Why are assessment notices mailed separately from tax bills?
Property Assessment Notices are mailed separately from Tax Notices (tax bill) to allow you an opportunity to review the assessed value of your property and address any concerns with the Assessment Department prior to receiving the tax bill. You have 60 days to file a complaint about your assessment. However, please contact the Assessment Department to review your assessment before filing an appeal.

It is important to review your Property Assessment Notice before the complaint deadline as you will not be able to appeal your tax bill.

When will I get my property tax bill?
After City Council sets the property tax rate in April, your property assessment is used to calculate your property tax bill. Your property tax bill will be mailed out in May and you will have until June 30 to pay it.

Payment Plans and Options

What if the size of my home or other assessment or property details as indicated on the City's website, is incorrect?
Measurements used for assessment purposes reflect exterior measurements and may differ from what your builder or realtor has stated. 

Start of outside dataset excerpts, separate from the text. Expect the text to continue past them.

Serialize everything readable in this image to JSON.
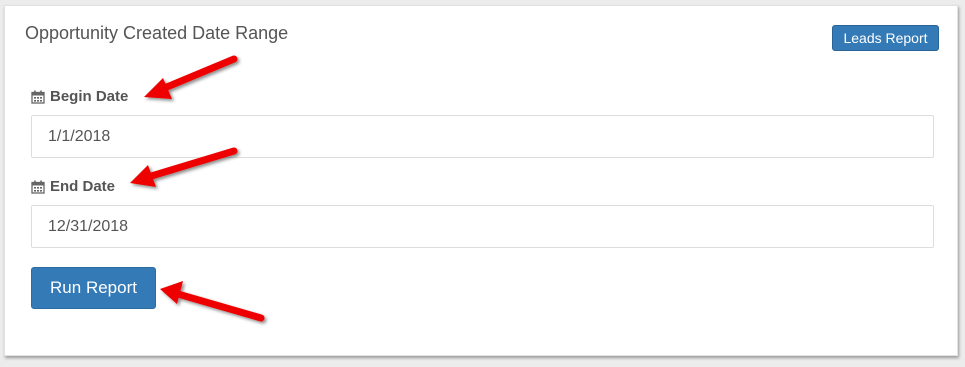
{
  "panel": {
    "title": "Opportunity Created Date Range",
    "leads_report_label": "Leads Report"
  },
  "begin_date": {
    "label": "Begin Date",
    "icon": "calendar-icon",
    "value": "1/1/2018"
  },
  "end_date": {
    "label": "End Date",
    "icon": "calendar-icon",
    "value": "12/31/2018"
  },
  "run_report_label": "Run Report",
  "colors": {
    "primary": "#337ab7",
    "annotation_arrow": "#ee0000"
  }
}
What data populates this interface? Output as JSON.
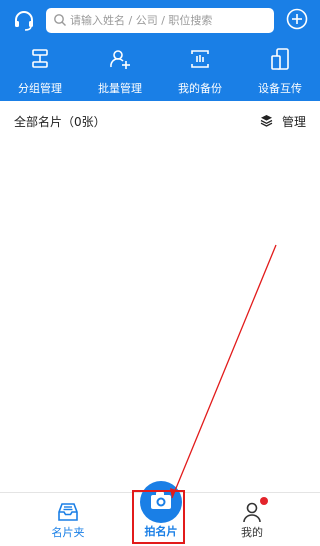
{
  "search": {
    "placeholder": "请输入姓名 / 公司 / 职位搜索"
  },
  "actions": [
    {
      "label": "分组管理",
      "icon": "group-manage-icon"
    },
    {
      "label": "批量管理",
      "icon": "batch-manage-icon"
    },
    {
      "label": "我的备份",
      "icon": "backup-icon"
    },
    {
      "label": "设备互传",
      "icon": "device-transfer-icon"
    }
  ],
  "section": {
    "title": "全部名片（0张）",
    "manage_label": "管理"
  },
  "nav": {
    "cards_label": "名片夹",
    "capture_label": "拍名片",
    "mine_label": "我的"
  },
  "colors": {
    "primary": "#1a7fe6",
    "highlight": "#e21b1b",
    "badge": "#e3242b"
  }
}
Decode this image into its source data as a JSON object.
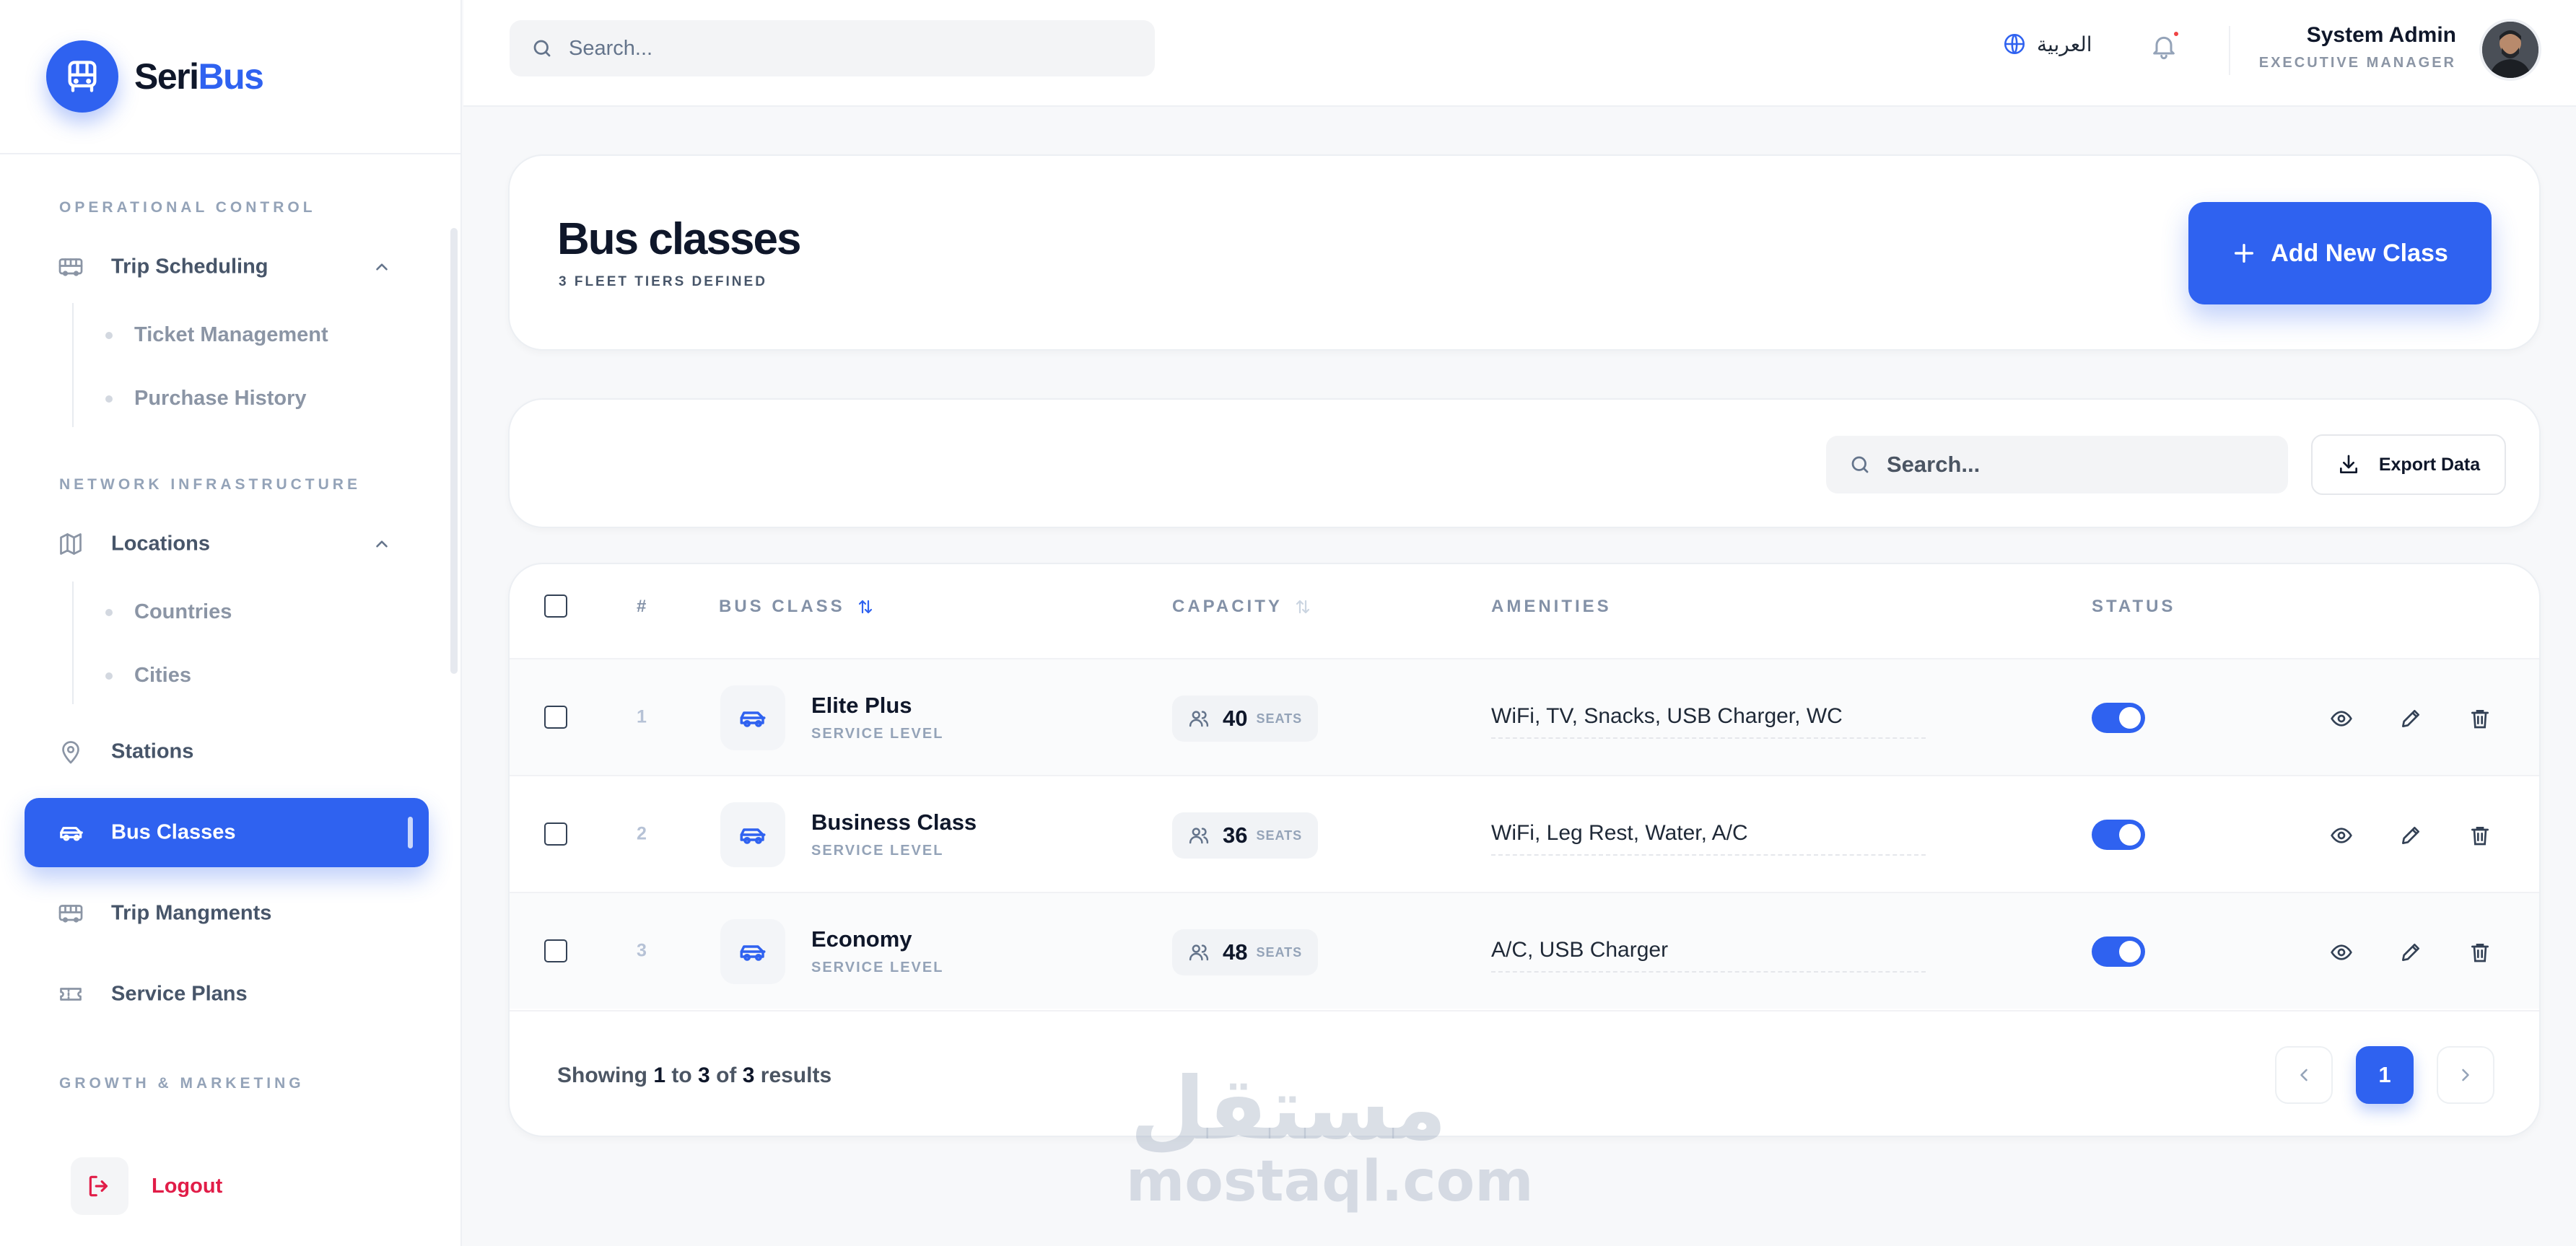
{
  "brand": {
    "name_part1": "Seri",
    "name_part2": "Bus"
  },
  "sidebar": {
    "sections": [
      {
        "label": "OPERATIONAL CONTROL"
      },
      {
        "label": "NETWORK INFRASTRUCTURE"
      },
      {
        "label": "GROWTH & MARKETING"
      }
    ],
    "items": {
      "trip_scheduling": "Trip Scheduling",
      "ticket_management": "Ticket Management",
      "purchase_history": "Purchase History",
      "locations": "Locations",
      "countries": "Countries",
      "cities": "Cities",
      "stations": "Stations",
      "bus_classes": "Bus Classes",
      "trip_mangments": "Trip Mangments",
      "service_plans": "Service Plans"
    },
    "active_item": "Bus Classes",
    "logout_label": "Logout"
  },
  "topbar": {
    "search_placeholder": "Search...",
    "language_label": "العربية",
    "user_name": "System Admin",
    "user_role": "EXECUTIVE MANAGER",
    "notifications_unread": true
  },
  "page": {
    "title": "Bus classes",
    "subtitle": "3 FLEET TIERS DEFINED",
    "add_button_label": "Add New Class"
  },
  "filters": {
    "search_placeholder": "Search...",
    "export_label": "Export Data"
  },
  "table": {
    "headers": {
      "number": "#",
      "bus_class": "BUS CLASS",
      "capacity": "CAPACITY",
      "amenities": "AMENITIES",
      "status": "STATUS"
    },
    "rows": [
      {
        "num": "1",
        "name": "Elite Plus",
        "level": "SERVICE LEVEL",
        "seats": "40",
        "seats_unit": "SEATS",
        "amenities": "WiFi, TV, Snacks, USB Charger, WC",
        "active": true
      },
      {
        "num": "2",
        "name": "Business Class",
        "level": "SERVICE LEVEL",
        "seats": "36",
        "seats_unit": "SEATS",
        "amenities": "WiFi, Leg Rest, Water, A/C",
        "active": true
      },
      {
        "num": "3",
        "name": "Economy",
        "level": "SERVICE LEVEL",
        "seats": "48",
        "seats_unit": "SEATS",
        "amenities": "A/C, USB Charger",
        "active": true
      }
    ]
  },
  "footer": {
    "showing_prefix": "Showing",
    "from": "1",
    "to_word": "to",
    "to": "3",
    "of_word": "of",
    "total": "3",
    "results_word": "results",
    "current_page": "1"
  },
  "watermark": {
    "arabic": "مستقل",
    "latin": "mostaql.com"
  },
  "colors": {
    "accent": "#2f62f0",
    "danger": "#e11d48",
    "muted": "#94a3b8"
  }
}
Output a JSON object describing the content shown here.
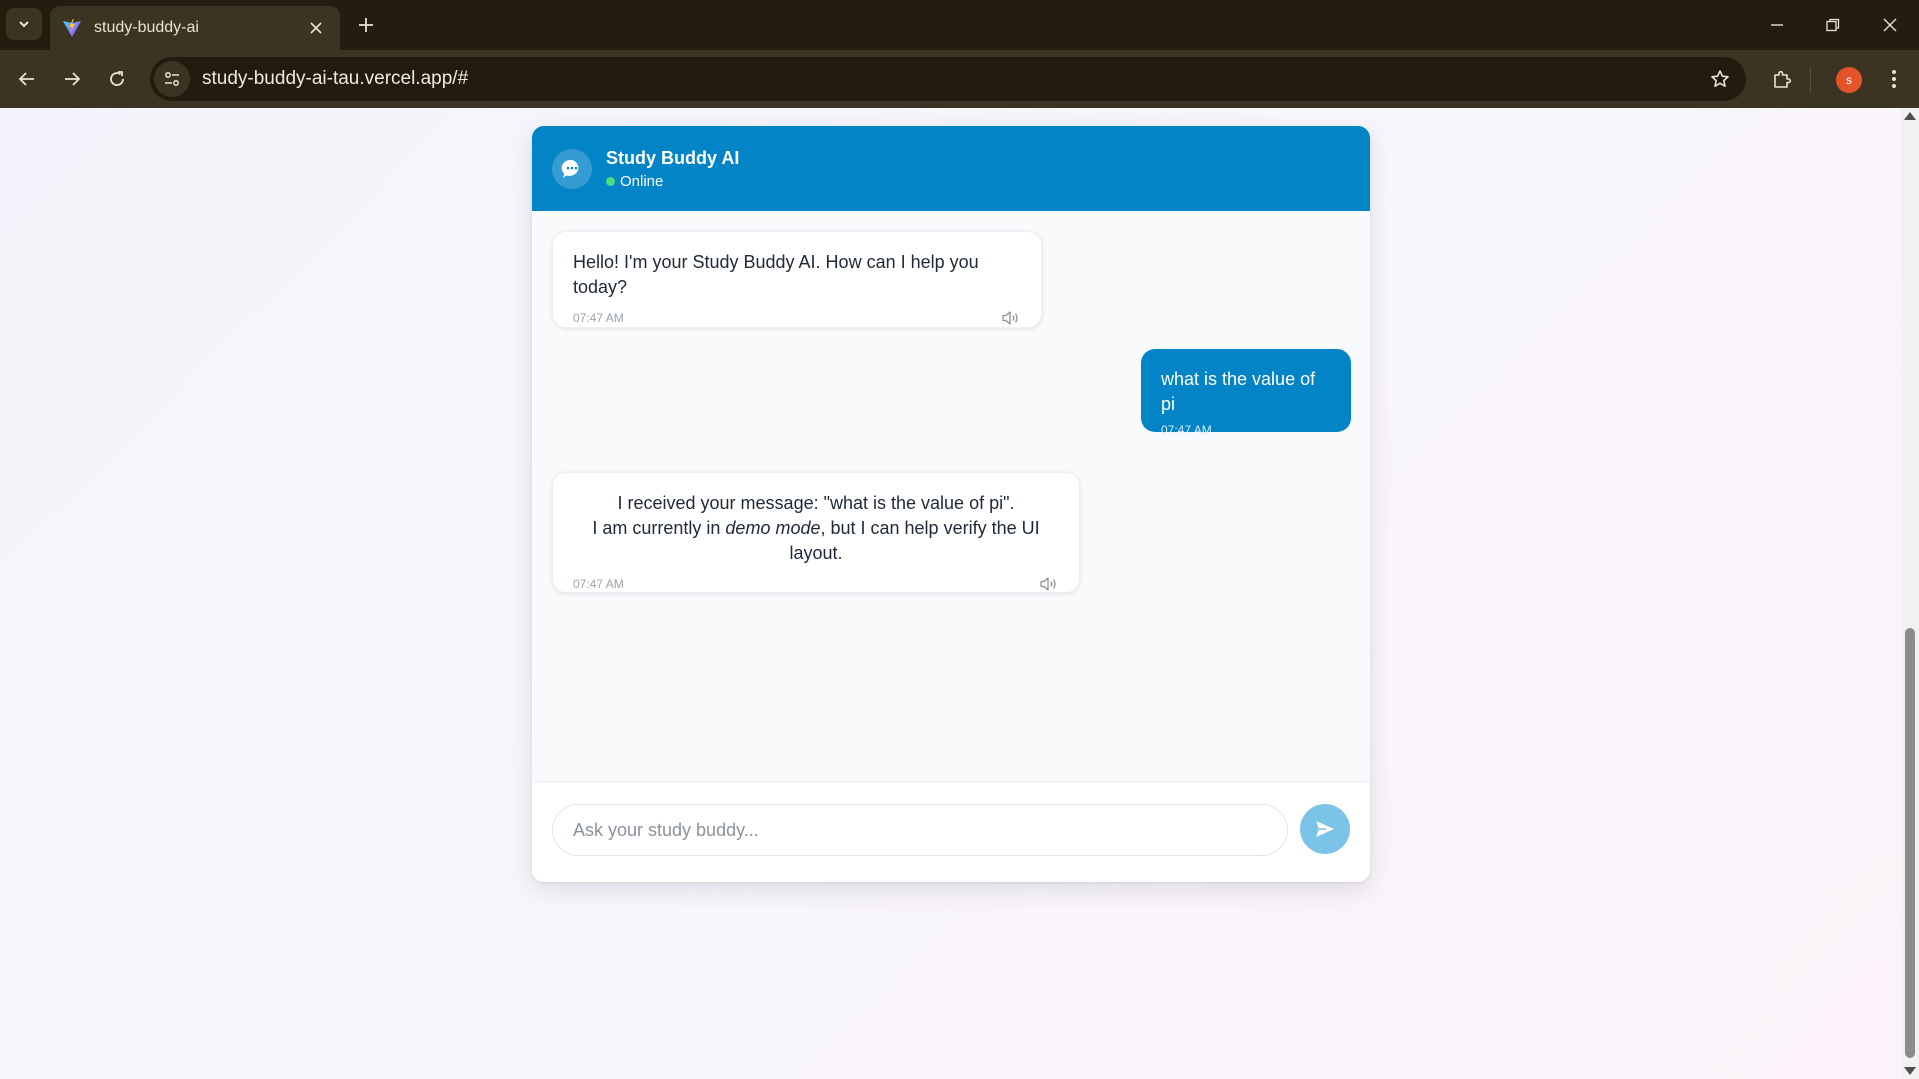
{
  "browser": {
    "tab_title": "study-buddy-ai",
    "url": "study-buddy-ai-tau.vercel.app/#",
    "profile_initial": "s"
  },
  "chat": {
    "bot_name": "Study Buddy AI",
    "status": "Online",
    "colors": {
      "header": "#0284c7",
      "user_bubble": "#0284c7",
      "online_dot": "#4ade80",
      "send_button": "#7cc4e7"
    },
    "messages": [
      {
        "role": "bot",
        "text": "Hello! I'm your Study Buddy AI. How can I help you today?",
        "time": "07:47 AM"
      },
      {
        "role": "user",
        "text": "what is the value of pi",
        "time": "07:47 AM"
      },
      {
        "role": "bot",
        "line1": "I received your message: \"what is the value of pi\".",
        "line2_prefix": "I am currently in ",
        "line2_emphasis": "demo mode",
        "line2_suffix": ", but I can help verify the UI layout.",
        "time": "07:47 AM"
      }
    ],
    "input_placeholder": "Ask your study buddy...",
    "input_value": ""
  }
}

If you believe that there are errors in the measurements or other physical characteristics that have been used to calculate your assessment, please contact us.

Will my taxes increase if my property assessment increases?
An increase in your property assessment does not mean your taxes will automatically go up by the same amount. Your assessment indicates the estimated value of your property and is used as a way to distribute taxes amongst all property owners. The property tax rate, which is based on budget requirements, is what determines how much your taxes will be. The tax rate is set by City Council each year.
What are the factors that affect my property's value?
  • Style of home (bungalow, bi-level, etc.)
  • Size of home
  • Size of the lot
  • Age
  • Basement or lower level finish
  • Quality of construction
  • Building condition
  • Location and site influences 
  • Other special features (air conditioning, fireplaces, pools, etc.)
Can I see other property assessments?
The property assessment roll is open for inspection by any property owner. You may view the assessment roll below or view a hard copy at City Hall:

You may want to compare the details of your assessment with the assessment of similar properties. This can be done by using the PDF files of the Assessment Roll by clicking on the link above, or by viewing assessments by map or address search below:

Under what authority can an assessor enter or inspect my property?
The Municipal Government Act provides the assessor the right to enter on and inspect a property to carry out their duties and responsibilities.